Neyi Nerede Kaybettik, Nerelerde Arıyoruz ?
İlahiyat Fakültemiz ve Akademik Düşünce Topluluğu tarafından “Ne’yi Nerede Kaybettik, Nerelerde Arıyoruz” adlı konferans düzenlendi.
Üniversitemiz Kültür Merkezi Kadı Burhaneddin Salonu’nda gerçekleşen programa; Rektör Yardımcımız Prof. Dr. Ali Taşkın, İlahiyat Fakültesi Dekan Yardımcısı Doç. Dr. Mehmet Tıraşçı, İstanbul Medeniyet Üniversitesi Edebiyat Fakültesi Dekanı Prof. Dr. İhsan Fazlıoğlu, öğretim elemanları ile çok sayıda davetli ve öğrenci katıldı.
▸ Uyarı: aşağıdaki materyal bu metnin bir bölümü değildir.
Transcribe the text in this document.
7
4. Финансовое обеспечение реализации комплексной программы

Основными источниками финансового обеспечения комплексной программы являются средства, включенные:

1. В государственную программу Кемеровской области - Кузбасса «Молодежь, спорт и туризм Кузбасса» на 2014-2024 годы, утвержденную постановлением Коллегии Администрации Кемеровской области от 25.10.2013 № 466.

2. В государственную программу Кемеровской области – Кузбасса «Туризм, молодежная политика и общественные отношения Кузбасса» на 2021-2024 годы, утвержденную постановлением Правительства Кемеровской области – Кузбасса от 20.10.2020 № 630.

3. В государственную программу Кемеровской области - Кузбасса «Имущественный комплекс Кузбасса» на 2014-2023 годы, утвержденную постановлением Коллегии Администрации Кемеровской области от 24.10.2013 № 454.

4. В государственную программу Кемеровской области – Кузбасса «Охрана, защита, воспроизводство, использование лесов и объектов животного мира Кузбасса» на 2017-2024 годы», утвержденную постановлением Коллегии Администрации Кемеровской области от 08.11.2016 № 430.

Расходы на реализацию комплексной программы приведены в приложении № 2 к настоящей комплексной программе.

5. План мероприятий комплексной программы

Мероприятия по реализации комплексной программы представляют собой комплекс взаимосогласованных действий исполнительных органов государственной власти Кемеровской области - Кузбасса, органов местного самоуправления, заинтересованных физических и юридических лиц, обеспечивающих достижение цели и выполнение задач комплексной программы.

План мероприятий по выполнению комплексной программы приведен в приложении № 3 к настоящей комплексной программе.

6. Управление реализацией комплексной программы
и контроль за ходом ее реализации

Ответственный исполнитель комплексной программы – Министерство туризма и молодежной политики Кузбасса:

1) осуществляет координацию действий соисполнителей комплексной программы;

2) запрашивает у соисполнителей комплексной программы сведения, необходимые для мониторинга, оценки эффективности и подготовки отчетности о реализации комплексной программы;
Kur’an-ı Kerim tilaveti ile başlayan programda konuşan Rektör Yardımcımız Prof. Dr. Ali Taşkın, “En çok ihtiyaç duyduğumuz şey düşünme, aklı gerektiği gibi kullanma. Ne yazık ki en başta ihmal ettiğimiz şey odur. O nedenle İlahiyat Fakültesi ve Akademik Düşünce Topluluğunun bu etkinliği gerçekleştirmeleri kurumum adına da benim için gurur verici bir şey oldu. Biz artık eleştiriden çok, eyleme geçme dönemindeyiz.” dedi.
İstanbul Medeniyet Üniversitesi Edebiyat Fakültesi Dekanı Prof. Dr. İhsan Fazlıoğlu, “Sivas Anadolu’da ilk matematik eserinin yazıldığı yerdir. Sivas’ta eğer yeni bir ilmi kimlik üreteceksek önce bu bilgilere sahip olmamız lazım. ‘Ne’yi nerede kaybettik, nerelerde arıyoruz’ muhasebe ve arayışlar dönemleri açısından bir soruşturma. Konuşmanın ilk iki sorusu teorik bir sorudur ve bunu ele alacağız. İkinci soru ise tarihsel bir bağlamda bunu uygulamadır. Dolayısıyla konuşmamız çift yönlü olacak. Teorik bir giriş ve bunun tarihsel karşılığı; çünkü biz kullandığımız kavramların tasavvurunu iyi elde edemezsek vereceğimiz tüm hükümler eksik kalacak. Bir şey üzerinde yargıda bulunmak, o şeyin tasavvurunun bir uzantısıdır. Hangi konu üzerinde konuşuyorsak, konuşalım onun bir tasavvurunu elde etmemiz gerekiyor. ‘Ne’yi nerede kaybettik? Ne’yi kaybettik?’ Ne demek bu? Bunun tasavvuru? Nerede kaybettik? Bunun tasavvuru; çünkü insan tasavvurlarla düşünür. Aksi takdirde günlük hayatta şahit olduğumuz lafızlarla, sözcüklerle düşünüp birbirimizle kavga etmekten öteye geçemeyiz. Tasavvur: Sözcük ile resmin birlikteliğine denir. Bilim dediğimde, bilgi dediğimde, Tanrı dediğimde iş zorlaşıyor. Somuttan soyuta sözcükler, gittikçe silikleşiyor. Bu işte esas felsefi düşünce, kelami düşünce, soyut düşünce burada başlar.” diye ifade etti.
Prof. Dr. İhsan Fazlıoğlu, “Neyi kaybettik?” sorusuna verdiği cevap ise; teşhisimiz yanlış, çünkü muayenemiz yanlış. Biz önce kendimizi kendimiz muayene etmeliyiz. Kendimiz bir teşhiste bulunmalıyız ve kendimizi tedavi etmek zorundayız. Çünkü hasta biziz, hastayı muayene edecek de biziz. Biz bunu yapmıyoruz. Gerçeklerle yüzleşemezsek hayallerle avunuruz. Tasavvur ve muayene süreçlerini bu iki ilkeyi dikkate aldığımızda, gerçekten neyi kaybettiğimiz sorusunu ben, şöyle cevaplandırırım; çünkü insan çok şey kaybeder, kalemini kaybedebilir, topraklarını kaybeder, arabasını kaybedebilir, parasını, sıhhatini kaybedebilir. Ama konumuz olan meseleyi çözebilmek için, ne kaybettiğinizi iyi teşhis etmeniz gerekir.” dedi.